The State Department also held a conference call with reporters where it aggressively pushed its own version of the story, the transcript of which was posted on Powerline.
This obvious gulf between the White House and the State Department has prompted suspicion even from the President’s defenders. The New York Times, a paper often described by conservatives as one of the more biased in America, has posted a note from their public editor dissenting from the paper’s decision not to put the Libya story on the front page:
I believe that the Libya hearing story belonged on The Times’s front page. It had significant news value, regardless of the political maneuvering that is inevitable with less than four weeks to go until the election. And more broadly, there is a great deal of substance on this subject that warrants further scrutiny.

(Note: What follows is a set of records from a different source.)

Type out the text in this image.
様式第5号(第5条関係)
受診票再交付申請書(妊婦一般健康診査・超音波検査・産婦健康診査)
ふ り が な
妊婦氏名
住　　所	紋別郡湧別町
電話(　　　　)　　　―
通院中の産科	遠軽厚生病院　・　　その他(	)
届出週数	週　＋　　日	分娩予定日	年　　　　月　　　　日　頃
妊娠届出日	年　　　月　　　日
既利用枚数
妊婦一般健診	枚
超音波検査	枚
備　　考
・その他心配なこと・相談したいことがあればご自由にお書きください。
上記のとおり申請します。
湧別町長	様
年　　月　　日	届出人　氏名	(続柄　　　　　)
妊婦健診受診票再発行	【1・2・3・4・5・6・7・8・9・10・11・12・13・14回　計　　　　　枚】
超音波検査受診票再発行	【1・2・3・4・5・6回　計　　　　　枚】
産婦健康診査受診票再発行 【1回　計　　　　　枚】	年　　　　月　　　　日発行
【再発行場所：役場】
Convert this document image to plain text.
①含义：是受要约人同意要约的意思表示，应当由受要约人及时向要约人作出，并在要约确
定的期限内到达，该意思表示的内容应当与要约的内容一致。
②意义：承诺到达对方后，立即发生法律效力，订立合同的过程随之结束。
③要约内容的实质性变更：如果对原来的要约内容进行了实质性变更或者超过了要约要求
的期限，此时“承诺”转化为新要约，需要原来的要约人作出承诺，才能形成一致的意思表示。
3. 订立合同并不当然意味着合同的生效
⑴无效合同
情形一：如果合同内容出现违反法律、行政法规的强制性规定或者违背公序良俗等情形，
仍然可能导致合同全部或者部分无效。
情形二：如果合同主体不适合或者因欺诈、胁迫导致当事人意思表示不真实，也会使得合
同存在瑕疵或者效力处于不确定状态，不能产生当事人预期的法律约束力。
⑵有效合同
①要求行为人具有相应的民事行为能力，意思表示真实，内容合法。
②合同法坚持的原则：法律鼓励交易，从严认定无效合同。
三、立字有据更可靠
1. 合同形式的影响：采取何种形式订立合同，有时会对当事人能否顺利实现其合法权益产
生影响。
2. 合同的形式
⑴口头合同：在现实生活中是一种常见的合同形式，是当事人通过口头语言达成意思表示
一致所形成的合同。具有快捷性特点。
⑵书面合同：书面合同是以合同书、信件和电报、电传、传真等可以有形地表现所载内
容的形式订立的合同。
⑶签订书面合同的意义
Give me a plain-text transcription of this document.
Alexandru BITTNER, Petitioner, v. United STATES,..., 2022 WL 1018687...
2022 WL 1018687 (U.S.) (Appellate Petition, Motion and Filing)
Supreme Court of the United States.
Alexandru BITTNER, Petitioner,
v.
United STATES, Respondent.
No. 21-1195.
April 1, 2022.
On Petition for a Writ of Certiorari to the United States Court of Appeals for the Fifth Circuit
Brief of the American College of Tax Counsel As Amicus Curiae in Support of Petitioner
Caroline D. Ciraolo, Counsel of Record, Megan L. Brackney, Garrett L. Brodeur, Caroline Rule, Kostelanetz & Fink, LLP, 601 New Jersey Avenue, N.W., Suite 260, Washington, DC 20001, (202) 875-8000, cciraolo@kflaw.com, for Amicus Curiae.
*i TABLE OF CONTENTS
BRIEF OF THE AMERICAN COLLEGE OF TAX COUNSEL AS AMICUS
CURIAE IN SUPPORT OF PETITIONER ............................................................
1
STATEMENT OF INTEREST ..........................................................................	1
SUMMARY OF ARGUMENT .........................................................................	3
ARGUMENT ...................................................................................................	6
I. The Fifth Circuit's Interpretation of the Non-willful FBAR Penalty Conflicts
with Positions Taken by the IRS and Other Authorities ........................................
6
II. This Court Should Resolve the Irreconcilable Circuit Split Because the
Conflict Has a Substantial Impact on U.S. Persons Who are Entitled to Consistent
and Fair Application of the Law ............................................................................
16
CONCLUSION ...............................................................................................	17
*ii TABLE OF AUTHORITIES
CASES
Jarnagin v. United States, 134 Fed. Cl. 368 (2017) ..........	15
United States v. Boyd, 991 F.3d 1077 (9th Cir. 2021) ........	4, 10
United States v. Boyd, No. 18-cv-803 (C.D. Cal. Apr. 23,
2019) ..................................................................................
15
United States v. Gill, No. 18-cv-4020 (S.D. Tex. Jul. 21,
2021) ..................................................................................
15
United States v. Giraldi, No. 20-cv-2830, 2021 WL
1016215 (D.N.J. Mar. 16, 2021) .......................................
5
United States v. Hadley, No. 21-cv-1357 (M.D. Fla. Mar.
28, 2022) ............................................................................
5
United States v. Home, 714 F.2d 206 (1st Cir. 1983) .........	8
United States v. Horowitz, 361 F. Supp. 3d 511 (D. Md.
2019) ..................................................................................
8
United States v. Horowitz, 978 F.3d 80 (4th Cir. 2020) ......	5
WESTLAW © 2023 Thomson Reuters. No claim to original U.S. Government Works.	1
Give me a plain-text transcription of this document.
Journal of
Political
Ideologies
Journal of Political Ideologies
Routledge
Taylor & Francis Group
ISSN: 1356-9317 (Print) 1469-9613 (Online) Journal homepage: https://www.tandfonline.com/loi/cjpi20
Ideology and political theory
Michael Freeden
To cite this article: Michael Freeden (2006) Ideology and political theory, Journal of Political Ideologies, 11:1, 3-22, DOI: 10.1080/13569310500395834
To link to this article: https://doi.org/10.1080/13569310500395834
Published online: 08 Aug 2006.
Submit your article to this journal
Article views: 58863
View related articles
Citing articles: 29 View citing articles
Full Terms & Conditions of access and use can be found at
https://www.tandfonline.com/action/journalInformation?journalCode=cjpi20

I can’t think of many journalistic subjects that are more important right now, or more deserving of aggressive reporting.
Fortunately for those with the same proclivities as the Times’ public editor, and unfortunately for the administration, the “aggressive” reporting that has been done by the likes of Eli Lake at the Daily Beast shows that the truth is increasingly at loggerheads with the Obama campaign’s version of events. Yet when faced with a serious question of internal dissension from their own State Department, the Obama administration and the campaign have been united in their apparent desire to change the subject to Mitt Romney’s supposed exploitation of this issue for political gain. This despite the fact that Romney himself has precisely zero power over what happens in Libya, and his criticism increasingly is echoed by the mainstream press.
Even to a sympathetic observer, one would be hard pressed to understand how this comes off as anything less than a misreading of priorities by the administration. A United States ambassador is dead, and Al Qaeda is resurgent in a region of the world where one of America’s most prominent recent humanitarian interventions took place. Surely the administration should be focused on getting the answers, rather than blaming the criticism on the opposition party. Combine this odd set of priorities with the administration’s persistent attempts to make the State Department and the intelligence community its scapegoats, rather than adhering to the age-old Presidential adage that “the buck stops here,” and you face a potentially ugly conclusion.
In the Obama administration, politics may just be a higher priority than looking after the people who ensure America’s interests are served abroad.